No caso da pioneira Renner, a dificuldade nos primeiros anos era cumprir a meta mínima da presença de 25% de representantes de seus 7 545 acionistas nas assembleias.

Para tirar dúvidas e garantir um quórum mínimo nos encontros, a empresa contratou uma equipe de cinco profissionais. O esforço fez com que a Renner ampliasse a participação dos acionistas nas decisões.

Em 2006, tomavam parte das reuniões apenas representantes de acionistas que, somados, detinham o equivalente a 27% do capital da empresa.

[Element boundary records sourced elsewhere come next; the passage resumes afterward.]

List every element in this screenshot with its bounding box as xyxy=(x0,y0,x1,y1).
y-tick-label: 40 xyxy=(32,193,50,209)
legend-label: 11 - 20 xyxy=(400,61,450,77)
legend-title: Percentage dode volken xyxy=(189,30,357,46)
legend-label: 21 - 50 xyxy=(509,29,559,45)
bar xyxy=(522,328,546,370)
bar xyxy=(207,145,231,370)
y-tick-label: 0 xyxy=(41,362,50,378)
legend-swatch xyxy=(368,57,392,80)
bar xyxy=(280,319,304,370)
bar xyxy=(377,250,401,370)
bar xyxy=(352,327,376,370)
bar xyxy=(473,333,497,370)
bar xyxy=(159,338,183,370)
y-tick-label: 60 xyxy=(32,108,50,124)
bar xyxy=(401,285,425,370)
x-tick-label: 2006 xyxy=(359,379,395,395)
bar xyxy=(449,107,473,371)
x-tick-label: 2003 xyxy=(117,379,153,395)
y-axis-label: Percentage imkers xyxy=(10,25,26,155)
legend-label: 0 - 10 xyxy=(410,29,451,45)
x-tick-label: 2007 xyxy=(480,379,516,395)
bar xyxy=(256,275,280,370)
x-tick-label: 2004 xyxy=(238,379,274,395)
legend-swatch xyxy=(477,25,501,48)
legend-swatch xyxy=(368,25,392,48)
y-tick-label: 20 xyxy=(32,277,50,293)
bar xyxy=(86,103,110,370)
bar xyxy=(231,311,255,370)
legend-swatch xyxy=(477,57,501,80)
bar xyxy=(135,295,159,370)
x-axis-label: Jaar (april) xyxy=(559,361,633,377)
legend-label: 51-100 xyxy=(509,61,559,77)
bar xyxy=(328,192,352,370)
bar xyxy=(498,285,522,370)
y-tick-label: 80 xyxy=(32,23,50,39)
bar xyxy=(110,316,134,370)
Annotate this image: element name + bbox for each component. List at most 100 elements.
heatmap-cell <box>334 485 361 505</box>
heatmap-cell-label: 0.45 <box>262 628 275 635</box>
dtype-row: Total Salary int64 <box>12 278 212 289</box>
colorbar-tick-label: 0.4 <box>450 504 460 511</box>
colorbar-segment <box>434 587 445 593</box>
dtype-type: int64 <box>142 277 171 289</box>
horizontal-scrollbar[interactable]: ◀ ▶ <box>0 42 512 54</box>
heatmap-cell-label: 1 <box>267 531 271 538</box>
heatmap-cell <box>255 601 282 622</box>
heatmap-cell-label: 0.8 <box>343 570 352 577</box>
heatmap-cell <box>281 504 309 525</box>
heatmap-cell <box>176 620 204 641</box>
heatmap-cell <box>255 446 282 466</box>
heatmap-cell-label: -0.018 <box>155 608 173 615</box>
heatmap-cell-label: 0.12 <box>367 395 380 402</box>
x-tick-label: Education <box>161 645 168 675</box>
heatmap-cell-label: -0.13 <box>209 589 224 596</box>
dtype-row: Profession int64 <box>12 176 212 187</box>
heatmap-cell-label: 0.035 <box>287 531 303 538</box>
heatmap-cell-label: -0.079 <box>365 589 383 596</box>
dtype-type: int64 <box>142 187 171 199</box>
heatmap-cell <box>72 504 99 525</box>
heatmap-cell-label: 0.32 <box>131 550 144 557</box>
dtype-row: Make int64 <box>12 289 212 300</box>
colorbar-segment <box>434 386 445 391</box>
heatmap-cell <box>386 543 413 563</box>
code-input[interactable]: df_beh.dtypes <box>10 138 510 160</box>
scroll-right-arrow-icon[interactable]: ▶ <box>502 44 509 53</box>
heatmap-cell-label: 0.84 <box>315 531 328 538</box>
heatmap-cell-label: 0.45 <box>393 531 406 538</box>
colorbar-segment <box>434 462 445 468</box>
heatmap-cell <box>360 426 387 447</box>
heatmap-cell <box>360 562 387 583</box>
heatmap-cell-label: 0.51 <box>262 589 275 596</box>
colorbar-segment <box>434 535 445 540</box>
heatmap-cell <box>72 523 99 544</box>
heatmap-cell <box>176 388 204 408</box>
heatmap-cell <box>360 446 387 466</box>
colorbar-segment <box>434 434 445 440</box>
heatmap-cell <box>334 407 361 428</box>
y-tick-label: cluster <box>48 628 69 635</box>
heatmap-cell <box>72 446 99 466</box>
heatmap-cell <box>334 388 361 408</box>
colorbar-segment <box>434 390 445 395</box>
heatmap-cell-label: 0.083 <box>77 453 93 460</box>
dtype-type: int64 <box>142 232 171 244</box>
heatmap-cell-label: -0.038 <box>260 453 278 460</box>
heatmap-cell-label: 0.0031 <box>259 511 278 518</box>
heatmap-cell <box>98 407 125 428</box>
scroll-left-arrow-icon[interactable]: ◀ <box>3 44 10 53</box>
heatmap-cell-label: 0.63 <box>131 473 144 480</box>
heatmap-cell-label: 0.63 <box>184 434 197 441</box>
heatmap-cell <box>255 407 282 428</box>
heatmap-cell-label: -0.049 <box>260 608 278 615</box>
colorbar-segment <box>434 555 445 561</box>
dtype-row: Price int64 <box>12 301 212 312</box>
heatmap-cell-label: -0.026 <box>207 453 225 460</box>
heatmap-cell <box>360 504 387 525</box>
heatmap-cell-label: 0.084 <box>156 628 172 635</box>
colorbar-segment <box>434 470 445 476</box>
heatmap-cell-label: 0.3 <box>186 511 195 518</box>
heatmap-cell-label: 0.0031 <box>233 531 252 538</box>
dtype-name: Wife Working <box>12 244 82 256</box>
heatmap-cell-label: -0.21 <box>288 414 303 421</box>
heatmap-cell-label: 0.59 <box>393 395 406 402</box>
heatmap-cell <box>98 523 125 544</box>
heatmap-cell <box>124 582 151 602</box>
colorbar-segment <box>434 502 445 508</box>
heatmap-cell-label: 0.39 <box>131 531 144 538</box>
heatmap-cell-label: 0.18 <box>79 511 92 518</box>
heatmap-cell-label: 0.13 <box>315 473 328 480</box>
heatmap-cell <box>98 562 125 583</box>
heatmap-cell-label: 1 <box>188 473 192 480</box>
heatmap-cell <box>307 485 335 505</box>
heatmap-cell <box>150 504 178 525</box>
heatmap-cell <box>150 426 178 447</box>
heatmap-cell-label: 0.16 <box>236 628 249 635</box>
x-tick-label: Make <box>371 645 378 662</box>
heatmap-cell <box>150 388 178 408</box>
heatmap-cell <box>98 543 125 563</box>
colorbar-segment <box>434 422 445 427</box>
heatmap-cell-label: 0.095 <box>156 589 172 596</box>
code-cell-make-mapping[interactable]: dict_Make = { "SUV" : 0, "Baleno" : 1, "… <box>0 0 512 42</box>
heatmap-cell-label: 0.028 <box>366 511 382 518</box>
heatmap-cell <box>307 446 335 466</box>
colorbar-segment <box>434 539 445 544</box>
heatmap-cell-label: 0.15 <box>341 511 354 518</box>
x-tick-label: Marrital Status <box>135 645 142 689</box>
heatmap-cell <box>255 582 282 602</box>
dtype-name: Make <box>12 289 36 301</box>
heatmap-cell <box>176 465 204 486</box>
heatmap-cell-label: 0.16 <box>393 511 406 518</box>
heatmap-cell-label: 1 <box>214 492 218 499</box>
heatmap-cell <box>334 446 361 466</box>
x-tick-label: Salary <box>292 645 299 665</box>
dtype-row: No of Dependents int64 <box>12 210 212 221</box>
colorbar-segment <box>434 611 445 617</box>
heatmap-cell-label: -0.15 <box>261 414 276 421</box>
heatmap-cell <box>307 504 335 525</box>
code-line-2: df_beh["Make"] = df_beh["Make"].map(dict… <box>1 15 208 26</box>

Em abril, esse percentual subiu para 33%.

Nos Estados Unidos, convenções de companhias como o Walmart chegam a reunir multidões de até 10 000 participantes todos os anos na pequena cidade de Bentonville — algo que ainda está longe de acontecer por aqui, apesar do aumento do interesse dos investidores. 

A transformação numa empresa sem dono pode ser trabalhosa — mas traz benefícios concretos para quem decide ir em frente. O mais imediato é levantar dinheiro para planos de expansão.

Em dezembro, a rede de ensino Anhanguera — cujo maior acionista, o Pátria Investimentos, tem 17% das ações — obteve 844 milhões de reais com uma oferta de ações ordinárias. O montante será destinado ao plano de aquisições do grupo.

“As vantagens compensam as dificuldades”, diz Ricardo Câmara Leal, professor de finanças da escola de negócios Coppead, da Universidade Federal do Rio de Janeiro. “Nos próximos anos, tudo isso pode se tornar corriqueiro para as empresas brasileiras.”